Hanna made a face. “There are advantages to being commissioner,” she said.
“It won’t be long. Endit,” he said.
• • •
Back to her quarters and back into trance, but not for long.
Still rumbling with anger, arguing orders. He is not without ego, and a big one, too!—flashes like this from Starr sometimes, when he talked about Vickery . . .
“...had no suspicion of secrets when I was on their world, though perhaps they had them; we know these do! This Warrior they took to their craft—you know her cast of thought, I had already brought her to your attention, and now you allow her to go to them—we must bring her back, tell them to go away, tell them if they do not we will fight them—!”
“—oh, hell,” said Hanna, scrambling to her feet, calling out for a connection to Metra.
Bella said, “What?” at her side and Metra said, “What!” from the air.
“We need to distract Kwoort and we need to do it now. He’s insane—”
She stopped, hearing herself, thinking she had used the word too lightly. She amended it: “He’s in a rage and working up to aggression—where’s Gabriel? When’s this meeting we’re supposed to have with the Holy Man? Contact Kwoort and tell him we’re ready!”
Chapter XI
“I’M NOT READY,” SAID GABRIEL and Hanna said, “For God’s sake, Gabriel, what do you have to do to get ready? Pray?”
“For one thing,” he said stiffly.
“Don’t you pray all the time, or something?”
“Ideally, just being is prayer,” Gabriel said, “but I’ve only had glimpses of what that’s like.”
“
I do not have any idea what you’re talking about,” said Hanna.

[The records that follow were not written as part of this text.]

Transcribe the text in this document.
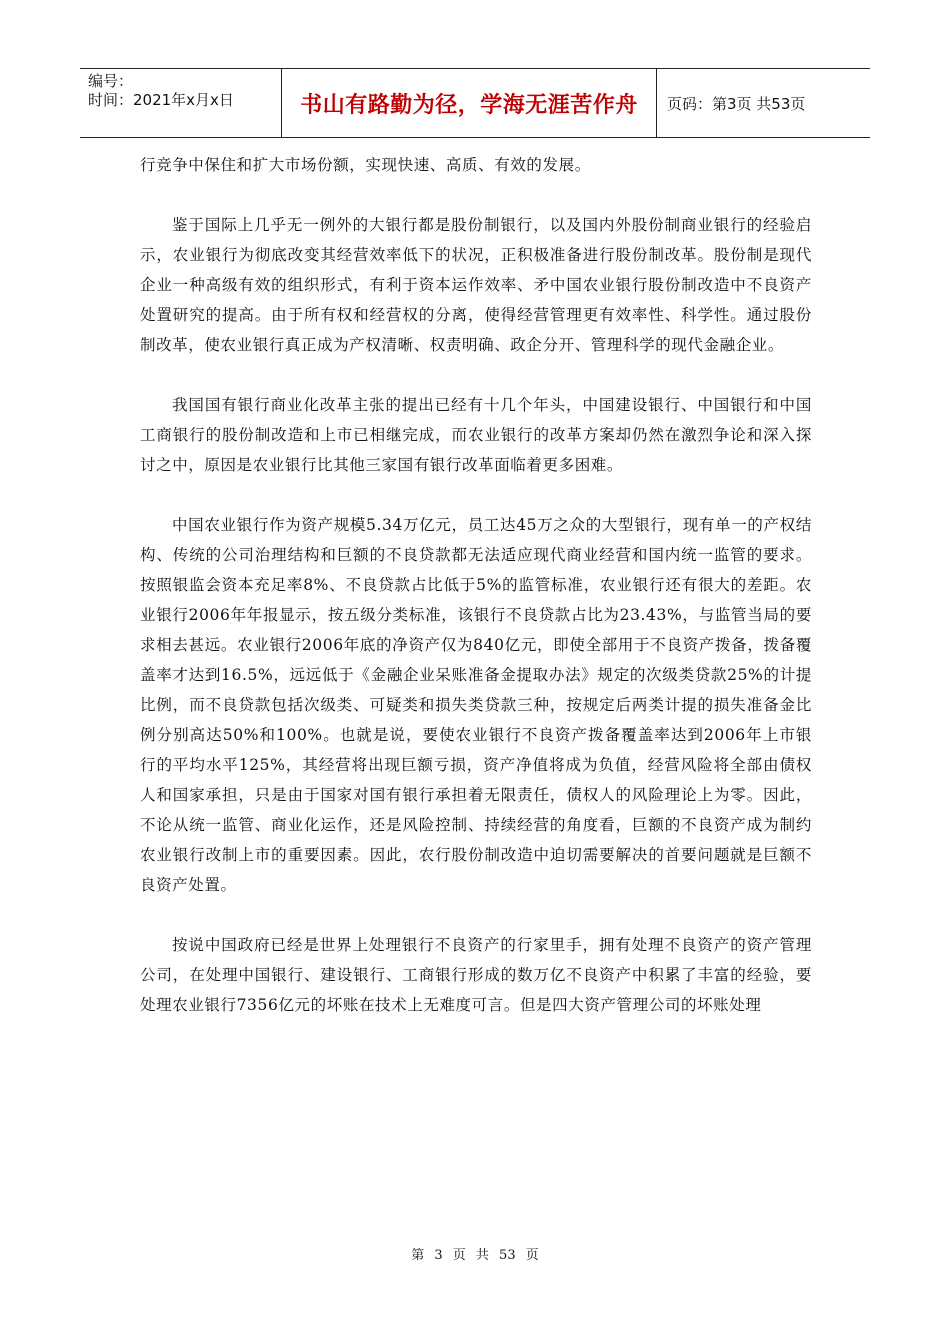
编号：
时间：2021年x月x日	书山有路勤为径，学海无涯苦作舟 页码：第3页 共53页

行竞争中保住和扩大市场份额，实现快速、高质、有效的发展。

鉴于国际上几乎无一例外的大银行都是股份制银行，以及国内外股份制商业银行的经验启示，农业银行为彻底改变其经营效率低下的状况，正积极准备进行股份制改革。股份制是现代企业一种高级有效的组织形式，有利于资本运作效率、矛中国农业银行股份制改造中不良资产处置研究的提高。由于所有权和经营权的分离，使得经营管理更有效率性、科学性。通过股份制改革，使农业银行真正成为产权清晰、权责明确、政企分开、管理科学的现代金融企业。

我国国有银行商业化改革主张的提出已经有十几个年头，中国建设银行、中国银行和中国工商银行的股份制改造和上市已相继完成，而农业银行的改革方案却仍然在激烈争论和深入探讨之中，原因是农业银行比其他三家国有银行改革面临着更多困难。

中国农业银行作为资产规模5.34万亿元，员工达45万之众的大型银行，现有单一的产权结构、传统的公司治理结构和巨额的不良贷款都无法适应现代商业经营和国内统一监管的要求。按照银监会资本充足率8%、不良贷款占比低于5%的监管标准，农业银行还有很大的差距。农业银行2006年年报显示，按五级分类标准，该银行不良贷款占比为23.43%，与监管当局的要求相去甚远。农业银行2006年底的净资产仅为840亿元，即使全部用于不良资产拨备，拨备覆盖率才达到16.5%，远远低于《金融企业呆账准备金提取办法》规定的次级类贷款25%的计提比例，而不良贷款包括次级类、可疑类和损失类贷款三种，按规定后两类计提的损失准备金比例分别高达50%和100%。也就是说，要使农业银行不良资产拨备覆盖率达到2006年上市银行的平均水平125%，其经营将出现巨额亏损，资产净值将成为负值，经营风险将全部由债权人和国家承担，只是由于国家对国有银行承担着无限责任，债权人的风险理论上为零。因此，不论从统一监管、商业化运作，还是风险控制、持续经营的角度看，巨额的不良资产成为制约农业银行改制上市的重要因素。因此，农行股份制改造中迫切需要解决的首要问题就是巨额不良资产处置。

按说中国政府已经是世界上处理银行不良资产的行家里手，拥有处理不良资产的资产管理公司，在处理中国银行、建设银行、工商银行形成的数万亿不良资产中积累了丰富的经验，要处理农业银行7356亿元的坏账在技术上无难度可言。但是四大资产管理公司的坏账处理

第 3 页 共 53 页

I don’t suppose you would, Gabriel thought, and simultaneously wondered if she had read the thought and wished he was too kind to have thought it. She didn’t seem to have noticed; she was walking purposefully ahead of him toward a starboard docking bay, her light slippers making no sound. She had put on something gauzy and pale blue which clung to her admirably, and when she glanced around, the blue of her eyes was vividly dark by comparison. She stopped abruptly, turned around and stared at him. He had hovered in her presence every chance he could get, watching the expert at work, watching with awe, and she had been too busy and too tired to pay attention to him. Sometimes she noticed him and looked puzzled. He was puzzled too—mostly because everyone around her seemed to see her as invulnerable, and he knew she was not. All that fierce attention was focused on him now like a lance of light, and he was the one who felt vulnerable.

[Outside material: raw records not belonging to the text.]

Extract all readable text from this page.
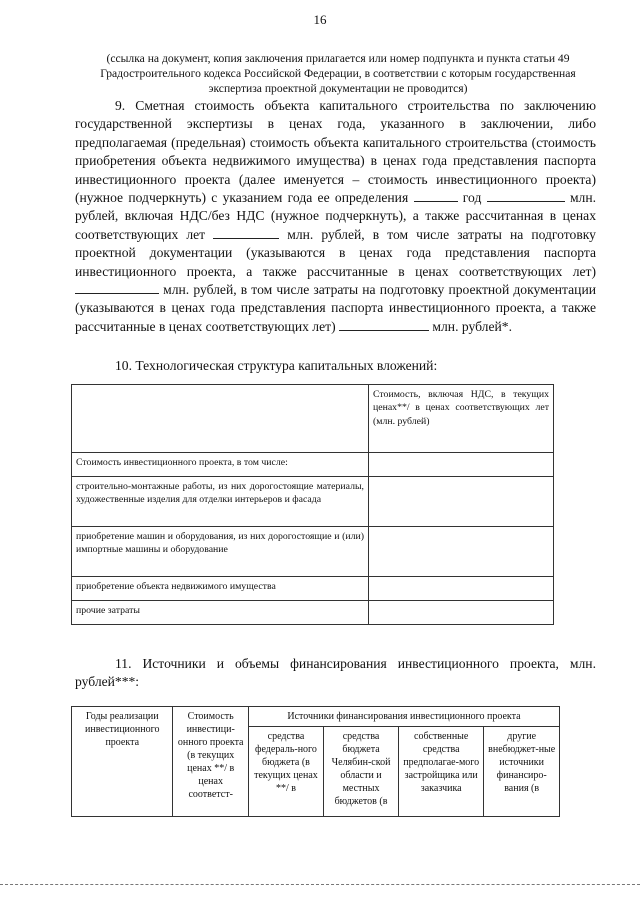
16
(ссылка на документ, копия заключения прилагается или номер подпункта и пункта статьи 49 Градостроительного кодекса Российской Федерации, в соответствии с которым государственная экспертиза проектной документации не проводится)

9. Сметная стоимость объекта капитального строительства по заключению государственной экспертизы в ценах года, указанного в заключении, либо предполагаемая (предельная) стоимость объекта капитального строительства (стоимость приобретения объекта недвижимого имущества) в ценах года представления паспорта инвестиционного проекта (далее именуется – стоимость инвестиционного проекта) (нужное подчеркнуть) с указанием года ее определения	год	млн. рублей, включая НДС/без НДС (нужное подчеркнуть), а также рассчитанная в ценах соответствующих лет	млн. рублей, в том числе затраты на подготовку проектной документации (указываются в ценах года представления паспорта инвестиционного проекта, а также рассчитанные в ценах соответствующих лет)  млн. рублей, в том числе затраты на подготовку проектной документации (указываются в ценах года представления паспорта инвестиционного проекта, а также рассчитанные в ценах соответствующих лет)	млн. рублей*.

10. Технологическая структура капитальных вложений:
	Стоимость, включая НДС, в текущих ценах**/ в ценах соответствующих лет (млн. рублей)
Стоимость инвестиционного проекта, в том числе:	
строительно-монтажные работы, из них дорогостоящие материалы, художественные изделия для отделки интерьеров и фасада	
приобретение машин и оборудования, из них дорогостоящие и (или) импортные машины и оборудование	
приобретение объекта недвижимого имущества	
прочие затраты	
11. Источники и объемы финансирования инвестиционного проекта, млн. рублей***:
Годы реализации инвестиционного проекта	Стоимость инвестици-онного проекта (в текущих ценах **/ в ценах соответст-	Источники финансирования инвестиционного проекта			
		средства федераль-ного бюджета (в текущих ценах **/ в	средства бюджета Челябин-ской области и местных бюджетов (в	собственные средства предполагае-мого застройщика или заказчика	другие внебюджет-ные источники финансиро-вания (в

She said, “This is not the time to be thinking of me as a woman.”
There didn’t seem to be any reply to that. She frowned. Exquisitely, Gabriel thought, and then, rather desperately, Adolescent crush, that’s all it is, just an adolescent crush!
“Maybe it is,” said Hanna, eradicating his hope that she was going to stay out of his thoughts. “Try to cure yourself of it, all right? I wish it was raw sexual desire, I can deal with that!”

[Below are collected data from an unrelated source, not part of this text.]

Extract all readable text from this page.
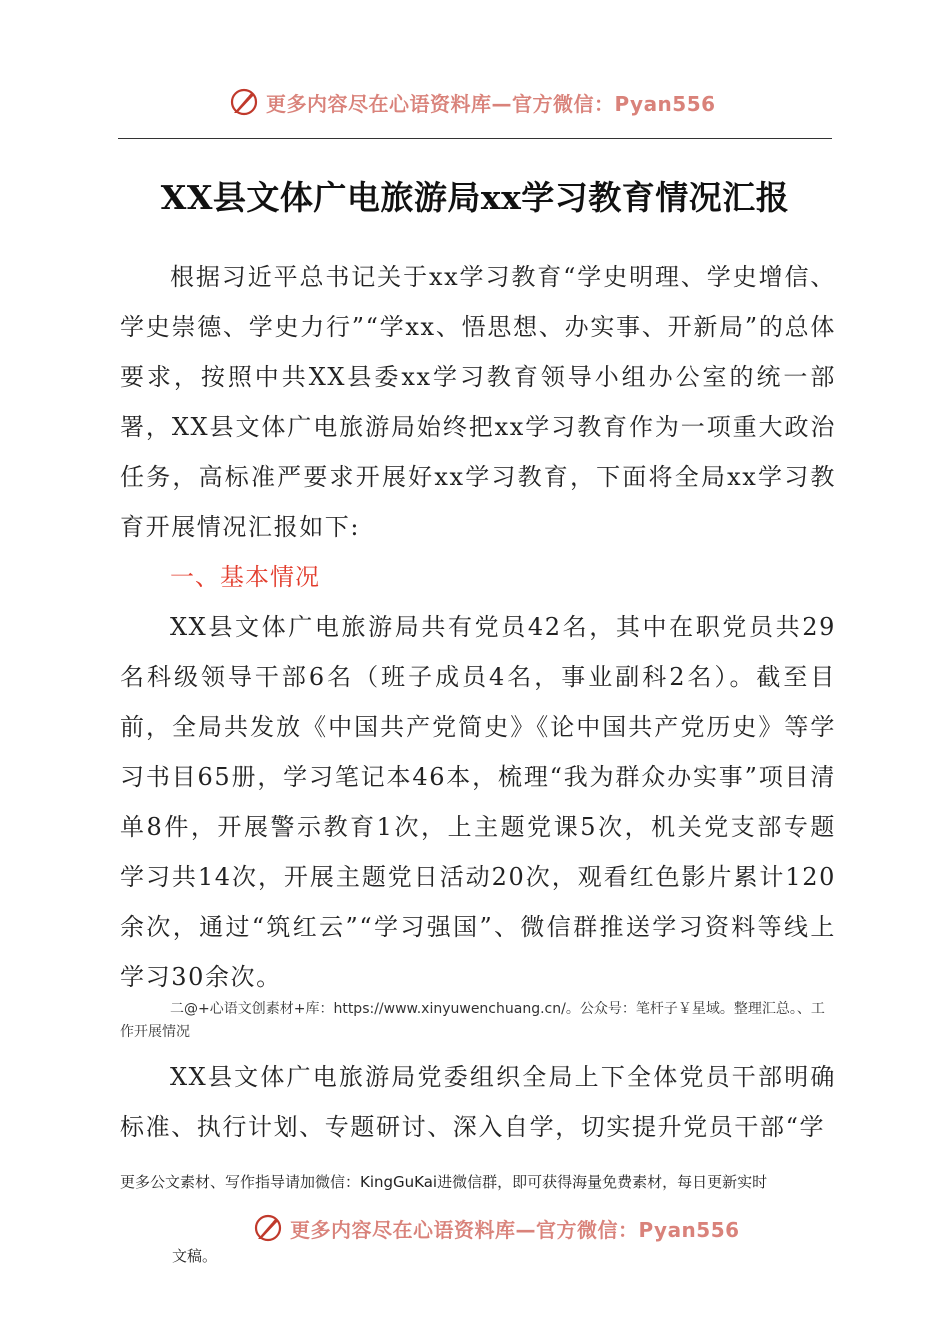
更多内容尽在心语资料库—官方微信：Pyan556
XX县文体广电旅游局xx学习教育情况汇报
根据习近平总书记关于xx学习教育“学史明理、学史增信、学史崇德、学史力行”“学xx、悟思想、办实事、开新局”的总体要求，按照中共XX县委xx学习教育领导小组办公室的统一部署，XX县文体广电旅游局始终把xx学习教育作为一项重大政治任务，高标准严要求开展好xx学习教育，下面将全局xx学习教育开展情况汇报如下:
一、基本情况
XX县文体广电旅游局共有党员42名，其中在职党员共29名科级领导干部6名（班子成员4名，事业副科2名）。截至目前，全局共发放《中国共产党简史》《论中国共产党历史》等学习书目65册，学习笔记本46本，梳理“我为群众办实事”项目清单8件，开展警示教育1次，上主题党课5次，机关党支部专题学习共14次，开展主题党日活动20次，观看红色影片累计120余次，通过“筑红云”“学习强国”、微信群推送学习资料等线上学习30余次。
二@+心语文创素材+库：https://www.xinyuwenchuang.cn/。公众号：笔杆子￥星域。整理汇总。、工作开展情况
XX县文体广电旅游局党委组织全局上下全体党员干部明确标准、执行计划、专题研讨、深入自学，切实提升党员干部“学
更多公文素材、写作指导请加微信：KingGuKai进微信群，即可获得海量免费素材，每日更新实时
更多内容尽在心语资料库—官方微信：Pyan556
文稿。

“How?” said Gabriel, and immediately regretted asking.
“You wouldn’t like it. Anyway, I’m not interested. I have all I want—”
She stopped short. Gabriel said, “Another lie?”
“All right. Not all I want.” She glanced over her shoulder, toward the waiting pod. She clearly didn’t want to take time to explain, but he saw her make up her mind to do it. “What I want is what I had with Mickey’s father. But it’s so rare that nobody where I come from expects ever to have it. I certainly didn’t. And I will never have it again. It almost never happens, and it never happens twice.
“But for now, just for now, I have Starr. I respect him and I’m grateful to him and most of the time I like him and he makes love beautifully. Quite possessively, usually, but that’s very exciting in a perverted sort of way,” she said, and Gabriel winced at the cruel crudity of it. “Now you know what I want and what I have. What I am.”